The Jaguares have made an excellent start to this year's Super Rugby campaign with wins against the Kings and Lions either side of a narrow loss to the Stormers in Cape Town.
Matera believes a kinder fixture list than last season, when he says they covered more air miles than any other team, could work in their favour.
“We’re lucky this year with the fixtures; we don’t have to go to Japan, we have a few more games playing at home so we have better fixtures than last year,” said Matera.
“We still have to travel a lot but the tournament is like that and we want to be part of it so it’s more or less the same for every team.”
Super Rugby's governing body, SANZAAR, held talks in London last week and discussed the possibility of reducing the tournament from 18 teams to 16, with one team from Australia and South Africa facing the cut.
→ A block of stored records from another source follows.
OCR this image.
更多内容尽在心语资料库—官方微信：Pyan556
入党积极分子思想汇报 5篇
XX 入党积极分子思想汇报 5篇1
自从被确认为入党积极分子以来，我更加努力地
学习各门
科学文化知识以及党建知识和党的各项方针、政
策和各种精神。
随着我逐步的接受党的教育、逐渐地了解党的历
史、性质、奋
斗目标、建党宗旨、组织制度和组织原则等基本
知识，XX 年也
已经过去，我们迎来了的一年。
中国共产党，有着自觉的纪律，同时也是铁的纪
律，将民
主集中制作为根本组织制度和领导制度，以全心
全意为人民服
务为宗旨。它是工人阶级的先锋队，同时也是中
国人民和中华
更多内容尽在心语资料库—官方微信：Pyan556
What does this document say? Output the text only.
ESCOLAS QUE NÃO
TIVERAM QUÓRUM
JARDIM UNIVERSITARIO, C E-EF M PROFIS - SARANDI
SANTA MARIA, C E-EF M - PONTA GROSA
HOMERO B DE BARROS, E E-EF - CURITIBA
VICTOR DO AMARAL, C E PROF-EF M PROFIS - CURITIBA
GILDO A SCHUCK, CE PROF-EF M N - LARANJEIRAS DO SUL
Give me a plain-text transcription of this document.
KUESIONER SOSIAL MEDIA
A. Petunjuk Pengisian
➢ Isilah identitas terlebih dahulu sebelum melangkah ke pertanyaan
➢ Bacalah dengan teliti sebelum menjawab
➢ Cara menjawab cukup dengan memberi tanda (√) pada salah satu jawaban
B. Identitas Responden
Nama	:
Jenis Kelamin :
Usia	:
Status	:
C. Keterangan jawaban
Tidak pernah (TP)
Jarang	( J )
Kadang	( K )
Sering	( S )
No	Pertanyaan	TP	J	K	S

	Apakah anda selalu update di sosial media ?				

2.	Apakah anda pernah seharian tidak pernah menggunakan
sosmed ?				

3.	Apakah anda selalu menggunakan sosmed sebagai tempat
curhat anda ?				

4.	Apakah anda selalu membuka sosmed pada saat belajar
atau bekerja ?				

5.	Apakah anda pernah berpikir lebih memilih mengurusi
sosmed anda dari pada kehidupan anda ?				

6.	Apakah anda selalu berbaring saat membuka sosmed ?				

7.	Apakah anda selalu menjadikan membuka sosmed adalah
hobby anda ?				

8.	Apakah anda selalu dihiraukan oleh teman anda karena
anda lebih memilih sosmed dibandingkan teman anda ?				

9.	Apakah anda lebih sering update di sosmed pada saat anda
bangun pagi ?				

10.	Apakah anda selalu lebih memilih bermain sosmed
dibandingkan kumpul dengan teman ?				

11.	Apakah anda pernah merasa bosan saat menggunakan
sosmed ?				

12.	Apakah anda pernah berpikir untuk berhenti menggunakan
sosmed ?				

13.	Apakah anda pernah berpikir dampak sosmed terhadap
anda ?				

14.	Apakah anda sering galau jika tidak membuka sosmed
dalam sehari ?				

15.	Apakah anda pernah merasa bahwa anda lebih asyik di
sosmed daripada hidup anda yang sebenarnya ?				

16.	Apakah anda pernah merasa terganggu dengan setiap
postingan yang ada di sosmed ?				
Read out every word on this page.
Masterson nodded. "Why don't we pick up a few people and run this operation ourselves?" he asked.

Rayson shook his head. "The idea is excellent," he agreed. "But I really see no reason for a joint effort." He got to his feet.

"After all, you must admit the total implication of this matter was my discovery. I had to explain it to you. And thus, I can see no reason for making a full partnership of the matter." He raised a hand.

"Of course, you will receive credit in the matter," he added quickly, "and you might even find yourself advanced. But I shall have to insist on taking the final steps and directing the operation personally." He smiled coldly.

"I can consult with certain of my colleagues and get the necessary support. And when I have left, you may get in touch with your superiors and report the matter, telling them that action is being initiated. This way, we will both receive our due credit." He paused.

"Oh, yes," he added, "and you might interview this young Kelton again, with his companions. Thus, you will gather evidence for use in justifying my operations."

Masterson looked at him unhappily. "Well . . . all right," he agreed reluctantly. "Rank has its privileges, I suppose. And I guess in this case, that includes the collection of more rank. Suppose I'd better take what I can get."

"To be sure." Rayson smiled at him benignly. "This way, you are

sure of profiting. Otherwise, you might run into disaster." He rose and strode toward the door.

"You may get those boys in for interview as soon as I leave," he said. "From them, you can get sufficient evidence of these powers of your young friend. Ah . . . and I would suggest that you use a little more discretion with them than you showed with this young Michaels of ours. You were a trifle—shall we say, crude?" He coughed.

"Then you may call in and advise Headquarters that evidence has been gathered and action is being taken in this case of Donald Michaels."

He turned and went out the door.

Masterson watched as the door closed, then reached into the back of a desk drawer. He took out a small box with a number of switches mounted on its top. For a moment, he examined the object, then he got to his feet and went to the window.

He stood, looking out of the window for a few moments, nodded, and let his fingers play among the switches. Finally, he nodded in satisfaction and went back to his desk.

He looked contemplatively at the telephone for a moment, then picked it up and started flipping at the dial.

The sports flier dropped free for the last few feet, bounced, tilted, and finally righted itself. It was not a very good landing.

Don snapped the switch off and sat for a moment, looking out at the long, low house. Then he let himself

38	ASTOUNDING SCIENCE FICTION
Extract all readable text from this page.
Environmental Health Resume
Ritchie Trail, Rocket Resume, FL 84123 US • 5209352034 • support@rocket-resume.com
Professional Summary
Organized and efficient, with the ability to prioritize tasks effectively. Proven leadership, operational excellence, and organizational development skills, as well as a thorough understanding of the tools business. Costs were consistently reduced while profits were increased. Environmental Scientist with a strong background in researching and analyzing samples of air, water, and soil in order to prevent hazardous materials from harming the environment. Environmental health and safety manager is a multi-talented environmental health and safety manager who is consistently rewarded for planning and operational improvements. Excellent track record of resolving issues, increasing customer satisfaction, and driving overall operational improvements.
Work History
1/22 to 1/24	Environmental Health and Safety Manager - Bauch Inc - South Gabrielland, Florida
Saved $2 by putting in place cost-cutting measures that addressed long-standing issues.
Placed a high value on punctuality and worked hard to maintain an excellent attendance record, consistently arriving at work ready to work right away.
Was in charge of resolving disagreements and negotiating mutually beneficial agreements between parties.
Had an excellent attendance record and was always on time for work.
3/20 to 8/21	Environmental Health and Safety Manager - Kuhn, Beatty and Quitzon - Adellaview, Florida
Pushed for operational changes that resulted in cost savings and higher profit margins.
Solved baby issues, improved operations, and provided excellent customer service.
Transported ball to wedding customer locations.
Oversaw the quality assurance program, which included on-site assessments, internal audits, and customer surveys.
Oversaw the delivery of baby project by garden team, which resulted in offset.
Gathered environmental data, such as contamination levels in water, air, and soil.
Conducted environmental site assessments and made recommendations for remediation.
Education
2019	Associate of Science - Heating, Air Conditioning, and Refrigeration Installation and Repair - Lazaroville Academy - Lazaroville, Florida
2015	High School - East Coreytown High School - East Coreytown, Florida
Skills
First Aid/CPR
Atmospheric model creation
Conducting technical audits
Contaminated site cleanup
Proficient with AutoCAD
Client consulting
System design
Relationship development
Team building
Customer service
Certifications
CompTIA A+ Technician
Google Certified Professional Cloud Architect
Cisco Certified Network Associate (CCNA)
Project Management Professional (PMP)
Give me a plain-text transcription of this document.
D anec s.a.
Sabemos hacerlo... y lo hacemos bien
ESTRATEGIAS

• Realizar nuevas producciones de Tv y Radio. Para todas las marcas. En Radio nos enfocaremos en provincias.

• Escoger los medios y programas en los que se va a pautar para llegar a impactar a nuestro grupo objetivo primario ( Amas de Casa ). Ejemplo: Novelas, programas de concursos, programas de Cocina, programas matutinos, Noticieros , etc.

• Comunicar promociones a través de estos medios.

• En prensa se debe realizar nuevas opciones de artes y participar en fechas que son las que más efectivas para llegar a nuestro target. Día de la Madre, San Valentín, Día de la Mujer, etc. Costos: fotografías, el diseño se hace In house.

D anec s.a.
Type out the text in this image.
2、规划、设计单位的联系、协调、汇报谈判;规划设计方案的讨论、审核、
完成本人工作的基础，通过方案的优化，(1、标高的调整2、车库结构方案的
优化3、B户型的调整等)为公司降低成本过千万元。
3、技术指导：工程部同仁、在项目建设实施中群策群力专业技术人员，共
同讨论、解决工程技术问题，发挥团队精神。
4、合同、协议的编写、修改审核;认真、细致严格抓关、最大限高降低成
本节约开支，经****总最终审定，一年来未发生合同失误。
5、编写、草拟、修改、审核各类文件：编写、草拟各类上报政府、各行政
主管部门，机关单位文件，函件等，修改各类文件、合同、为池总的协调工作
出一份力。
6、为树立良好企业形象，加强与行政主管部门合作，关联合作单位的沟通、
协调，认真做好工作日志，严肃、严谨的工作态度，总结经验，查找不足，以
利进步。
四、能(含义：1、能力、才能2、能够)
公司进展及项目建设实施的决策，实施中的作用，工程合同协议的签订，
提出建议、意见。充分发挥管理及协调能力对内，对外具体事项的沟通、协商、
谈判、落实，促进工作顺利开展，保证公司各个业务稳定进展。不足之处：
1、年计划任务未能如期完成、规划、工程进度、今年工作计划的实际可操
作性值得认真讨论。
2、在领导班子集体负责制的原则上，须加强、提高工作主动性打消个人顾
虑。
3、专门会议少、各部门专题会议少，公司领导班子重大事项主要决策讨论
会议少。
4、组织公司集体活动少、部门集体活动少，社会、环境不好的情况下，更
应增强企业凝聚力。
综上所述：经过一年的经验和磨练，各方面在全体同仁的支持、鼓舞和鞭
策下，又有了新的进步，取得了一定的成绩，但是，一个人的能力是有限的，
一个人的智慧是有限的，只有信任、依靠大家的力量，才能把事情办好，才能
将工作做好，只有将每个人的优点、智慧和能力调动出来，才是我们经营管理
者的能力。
While the 23-year-old Matera said he was unaware of developments, he thinks that SANZAAR may look to remove teams who are not developing.
“Obviously this is the most competitive tournament in the world and I’m sure that if any team is not developing as well as SANZAAR wants I think then maybe they will have to leave the tournament,” he said.
“We’re ok at the moment,” he added with a laugh.
The Jaguares virtually double as the Argentina national side and the transition between the two teams proved difficult for players last season as the Pumas struggled to build on the promise they showed in reaching the semi-finals at the 2015 World Cup.
A relatively small pool of players were used to fulfil commitments in Super Rugby for the Jaguares as well as international test matches in June, the tough four-nation Rugby Championship and then a November tour of Japan and Europe.
Their exhaustion eventually showed.
“Last year it was a little bit complicated because we planned a very different strategy with Jaguares than with the Pumas,” Matera said.
“I think now as we are in our second year we hopefully will be a little more experienced about it and are going to make the change from one team to the other quicker and adapt faster.
“Obviously it’s different to playing with Jaguares than the Pumas, it’s a different pressure and a different type of rugby too...
“The defences (in Super Rugby) are so good that if you don’t play as fast as possible you don’t get to … have line breaks, that’s why you risk a bit more because you need faster balls to have more chances,” Matera said.
“When you play international rugby you’re still looking to be fast but still a little bit slower with more strategy and not risking so much.”